今までの付き合いの経験が語るのか、なんとなくだがそう感じていた。
「どうしたの茉莉花、箸進んでないじゃないか」
「え……いや、そんなことないよ。美味しい、とっても」
油断したところに父から言及され慌てつつ何事もないふり。
周りが楽しんでるなか私だけ気分が乗っていないため異質に見えてしまう。茜だって気をつかってるだろうに、これでは私のせいで雰囲気ぶち壊しだ。

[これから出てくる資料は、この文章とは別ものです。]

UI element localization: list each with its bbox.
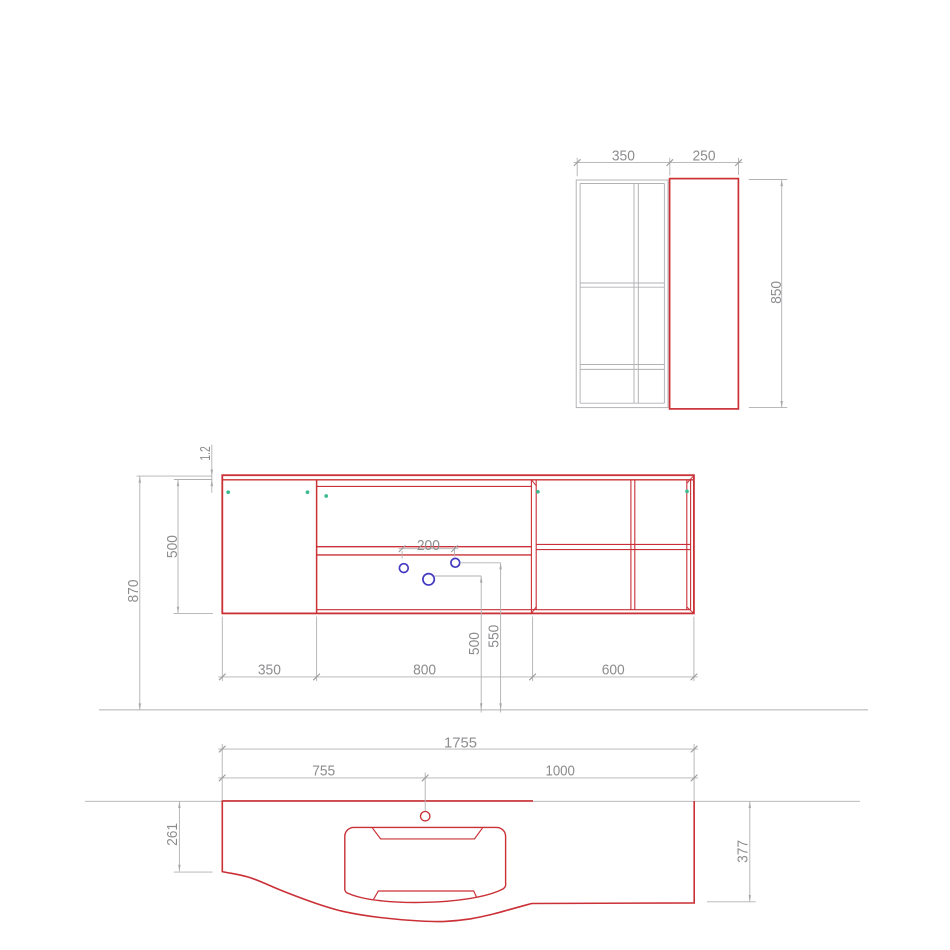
- svg-text:850: 850: [768, 281, 785, 304]
- svg-text:800: 800: [413, 661, 436, 678]
- svg-text:755: 755: [312, 762, 335, 779]
- svg-text:500: 500: [164, 535, 181, 558]
- svg-text:377: 377: [734, 840, 751, 863]
- svg-text:870: 870: [125, 580, 142, 603]
- svg-text:500: 500: [466, 632, 483, 655]
- svg-text:600: 600: [602, 661, 625, 678]
- svg-text:1000: 1000: [545, 762, 575, 779]
- svg-text:550: 550: [485, 625, 502, 648]
- svg-text:1755: 1755: [444, 734, 477, 751]
- svg-text:350: 350: [612, 148, 635, 165]
- svg-text:200: 200: [417, 537, 440, 554]
- svg-text:261: 261: [164, 823, 181, 846]
- svg-text:1.2: 1.2: [197, 446, 214, 461]
- svg-text:250: 250: [693, 148, 716, 165]
- svg-text:350: 350: [258, 661, 281, 678]
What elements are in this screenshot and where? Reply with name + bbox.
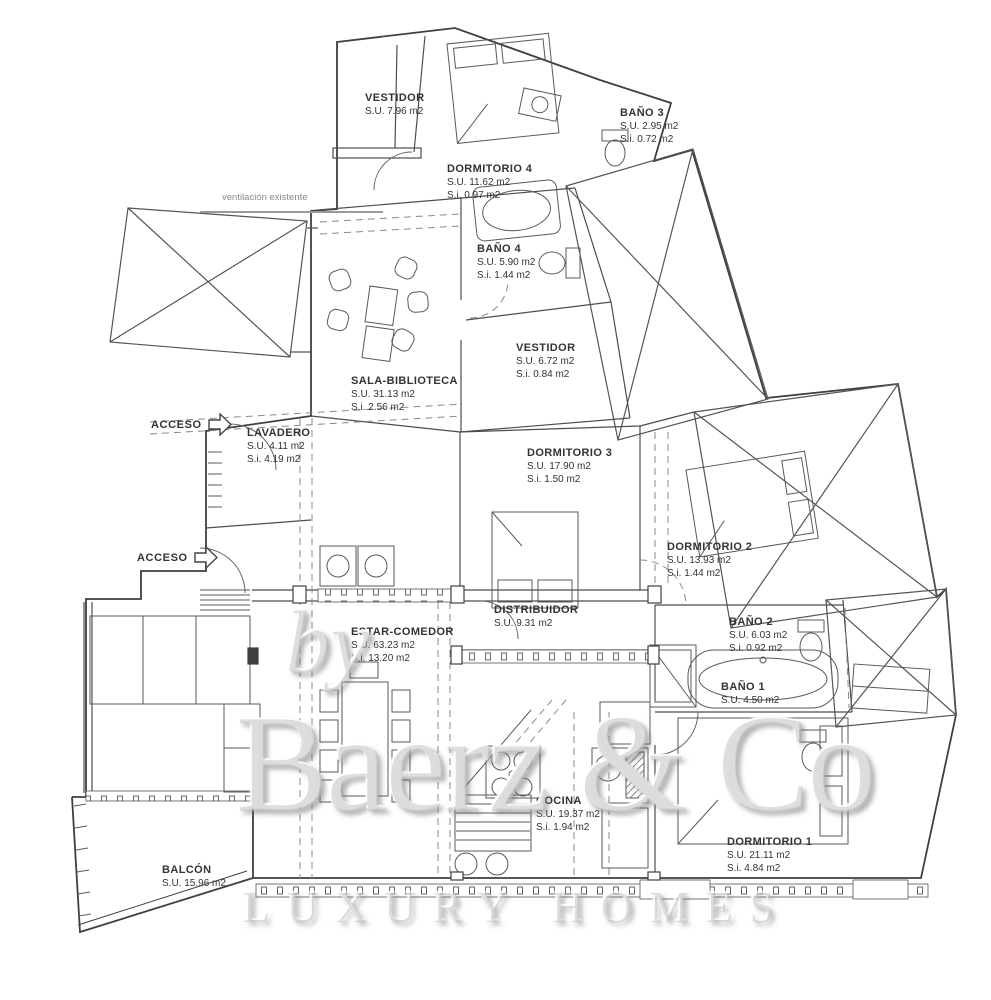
sink-icon-cocina (592, 702, 650, 868)
room-area-si: S.i. 4.84 m2 (727, 862, 812, 875)
room-area-su: S.U. 4.11 m2 (247, 440, 310, 453)
room-area-si: S.i. 13.20 m2 (351, 652, 454, 665)
room-label-dormitorio-4: DORMITORIO 4 S.U. 11.62 m2 S.i. 0.97 m2 (447, 163, 532, 202)
arrow-right-icon (208, 413, 232, 436)
acceso-label-mid: ACCESO (137, 546, 218, 569)
room-label-dormitorio-2: DORMITORIO 2 S.U. 13.93 m2 S.i. 1.44 m2 (667, 541, 752, 580)
room-name: DISTRIBUIDOR (494, 604, 578, 617)
room-name: BALCÓN (162, 864, 226, 877)
room-name: COCINA (536, 795, 600, 808)
room-area-su: S.U. 31.13 m2 (351, 388, 458, 401)
room-label-vestidor-mid: VESTIDOR S.U. 6.72 m2 S.i. 0.84 m2 (516, 342, 575, 381)
room-label-vestidor-top: VESTIDOR S.U. 7.96 m2 (365, 92, 424, 118)
bed-icon-dorm1 (678, 718, 848, 844)
room-label-cocina: COCINA S.U. 19.37 m2 S.i. 1.94 m2 (536, 795, 600, 834)
room-area-su: S.U. 13.93 m2 (667, 554, 752, 567)
room-area-si: S.i. 1.50 m2 (527, 473, 612, 486)
table-chairs-icon-sala (326, 255, 429, 362)
floorplan-drawing (0, 0, 991, 1000)
stove-icon-cocina (486, 746, 540, 798)
ventilation-note: ventilación existente (222, 192, 308, 203)
room-area-si: S.i. 0.92 m2 (729, 642, 787, 655)
room-area-su: S.U. 63.23 m2 (351, 639, 454, 652)
room-name: DORMITORIO 2 (667, 541, 752, 554)
room-area-si: S.i. 1.94 m2 (536, 821, 600, 834)
room-area-su: S.U. 2.95 m2 (620, 120, 678, 133)
arrow-right-icon (194, 546, 218, 569)
room-area-su: S.U. 21.11 m2 (727, 849, 812, 862)
room-area-su: S.U. 5.90 m2 (477, 256, 535, 269)
room-name: VESTIDOR (516, 342, 575, 355)
room-label-distribuidor: DISTRIBUIDOR S.U. 9.31 m2 (494, 604, 578, 630)
room-name: DORMITORIO 3 (527, 447, 612, 460)
room-area-su: S.U. 11.62 m2 (447, 176, 532, 189)
room-area-su: S.U. 6.03 m2 (729, 629, 787, 642)
room-name: BAÑO 1 (721, 681, 779, 694)
room-area-si: S.i. 0.84 m2 (516, 368, 575, 381)
bed-icon-dorm4 (447, 33, 559, 143)
room-area-si: S.i. 0.72 m2 (620, 133, 678, 146)
room-label-balcon: BALCÓN S.U. 15.96 m2 (162, 864, 226, 890)
room-name: BAÑO 3 (620, 107, 678, 120)
room-area-su: S.U. 9.31 m2 (494, 617, 578, 630)
wardrobe-icon-dorm1 (851, 664, 930, 713)
washer-icons-lavadero (320, 546, 394, 586)
room-name: BAÑO 2 (729, 616, 787, 629)
room-name: SALA-BIBLIOTECA (351, 375, 458, 388)
room-area-si: S.i. 1.44 m2 (667, 567, 752, 580)
bed-icon-dorm3 (492, 512, 578, 608)
misc-hatch-strips (74, 452, 250, 916)
room-area-su: S.U. 7.96 m2 (365, 105, 424, 118)
room-area-su: S.U. 6.72 m2 (516, 355, 575, 368)
room-area-su: S.U. 17.90 m2 (527, 460, 612, 473)
acceso-text: ACCESO (151, 419, 202, 431)
room-area-su: S.U. 15.96 m2 (162, 877, 226, 890)
room-label-estar-comedor: ESTAR-COMEDOR S.U. 63.23 m2 S.i. 13.20 m… (351, 626, 454, 665)
room-label-bano-3: BAÑO 3 S.U. 2.95 m2 S.i. 0.72 m2 (620, 107, 678, 146)
room-label-lavadero: LAVADERO S.U. 4.11 m2 S.i. 4.19 m2 (247, 427, 310, 466)
room-area-si: S.i. 1.44 m2 (477, 269, 535, 282)
acceso-label-top: ACCESO (151, 413, 232, 436)
room-name: VESTIDOR (365, 92, 424, 105)
room-name: DORMITORIO 1 (727, 836, 812, 849)
room-name: DORMITORIO 4 (447, 163, 532, 176)
toilet-icon-bano1 (800, 730, 826, 771)
floorplan-page: VESTIDOR S.U. 7.96 m2 DORMITORIO 4 S.U. … (0, 0, 991, 1000)
sofa-icon-estar (90, 616, 260, 792)
room-label-dormitorio-1: DORMITORIO 1 S.U. 21.11 m2 S.i. 4.84 m2 (727, 836, 812, 875)
room-label-dormitorio-3: DORMITORIO 3 S.U. 17.90 m2 S.i. 1.50 m2 (527, 447, 612, 486)
dining-table-icon (320, 662, 410, 802)
room-name: LAVADERO (247, 427, 310, 440)
toilet-icon-bano4 (539, 248, 580, 278)
room-area-si: S.i. 0.97 m2 (447, 189, 532, 202)
room-name: ESTAR-COMEDOR (351, 626, 454, 639)
patio-right (694, 384, 937, 628)
room-area-si: S.i. 2.56 m2 (351, 401, 458, 414)
room-name: BAÑO 4 (477, 243, 535, 256)
patio-top-left (110, 208, 307, 357)
room-area-su: S.U. 19.37 m2 (536, 808, 600, 821)
patio-top-right (566, 149, 768, 440)
toilet-icon-bano2 (798, 620, 824, 661)
room-label-bano-2: BAÑO 2 S.U. 6.03 m2 S.i. 0.92 m2 (729, 616, 787, 655)
room-label-bano-4: BAÑO 4 S.U. 5.90 m2 S.i. 1.44 m2 (477, 243, 535, 282)
room-label-sala-biblioteca: SALA-BIBLIOTECA S.U. 31.13 m2 S.i. 2.56 … (351, 375, 458, 414)
room-label-bano-1: BAÑO 1 S.U. 4.50 m2 (721, 681, 779, 707)
room-area-si: S.i. 4.19 m2 (247, 453, 310, 466)
stairs-icon-cocina (455, 710, 531, 875)
acceso-text: ACCESO (137, 552, 188, 564)
room-area-su: S.U. 4.50 m2 (721, 694, 779, 707)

「おぉまりー、私がいなくなっちゃうからってまだ泣くのは早いよ〜」
「は、はは、そうだね。てか泣いてないし」
泣きたいのはそっちだろ。
「ほらほら、ままさんの美味しいご飯食べよ。はい、あーん」
幾度ともなく繰り返したこれも最後。
「あら〜仲良いのね、二人とも」
「べ、別に」
「そりゃ仲良しですよ! 親友なんで!」
手が緩んで箸が指の間から滑り落ちた。
カランカランと床で箸が数回踊る。
「ぇ……」
「茉莉花? 落ちたよ」
「……」
「まりー?」
「あ……ご、ごめんなさい」
呼ばれた自分の名で我にかえって、しゃがみ込む。止めようとしても止まらない震えを隠しながら落ちた箸を拾い上げようとする。しかし
「もう、新しいの置いとくよ」
「……」
ようやく掴んだそれを急ぎ足でシンクに置くと私はうわずった声で告げた。
「私ちょっとトイレ行ってくるね」
逃げるようにダイニングを出て、二つ飛ばしで階段を登る。
分かんない、分かんないよ!
自室に入るとそのまま扉を背にしてずるずるとへたり込んだ。
『親友なんで!』
「どうして……求めてたはずなのに……」
私は彼女なんて嫌だ。
恋人なんて嫌だ。
そう思ってたのに。
今までの関係のがいい。
それのが暮らしやすい。
そう思ってたのに。
「なんで親友って言われて苦しくなるの……?」
背反する心と体に理解が及ばず、私の視界は滲み出す。
もう分からない。
自分自身が分からない。
私はどうしたいの?
その問いに答えをくれる者はいない。
模範解答なんてない。いくら勉強ができたって、いくら偏差値高い大学に行ける見込みがあったって、いくら成績が良くったって。
こんなこと一つ分からない。
コンコンコン。
「まりー?」
ノックの音はドア越しに私に伝わる。
「いるんでしょ、開けるよ」
「だめ」
開こうとする扉を背中で押さえつけた。
「……そっか」
「ごめんね、だめで……。だめな恋人で……。楽しいはずの、パーティーなのに……
」
恋人である事は隠そうと言っておいて、親友扱いされたら泣きだす。自分でも嫌になる程、あまりにも身勝手過ぎる。でもどうしたらいいのだ。
「そんなことないよ」
衣擦れの音が聞こえてくる。
「大事な大事な幼馴染が引越しちゃうから……って皆は思ってるから」
「ごめんね、私ばっかり、自分勝手で。泣いて、吐き出して、ずるくて」
「……ふふ。それはそうかもな〜」
伝わるはずないのに伝わってくる気がする温かさ。
「寛大な茜ちゃんは、そんなあなたを待っていてあげましょう。落ち着いたら一緒に戻ろ」
扉の木材を挟んだ向こう側。
そこにはいつも一緒にいてくれた背中があると、確かに感じることができた。
私達はじっと床に座り込む。
私が取るべき選択肢を決断するまで。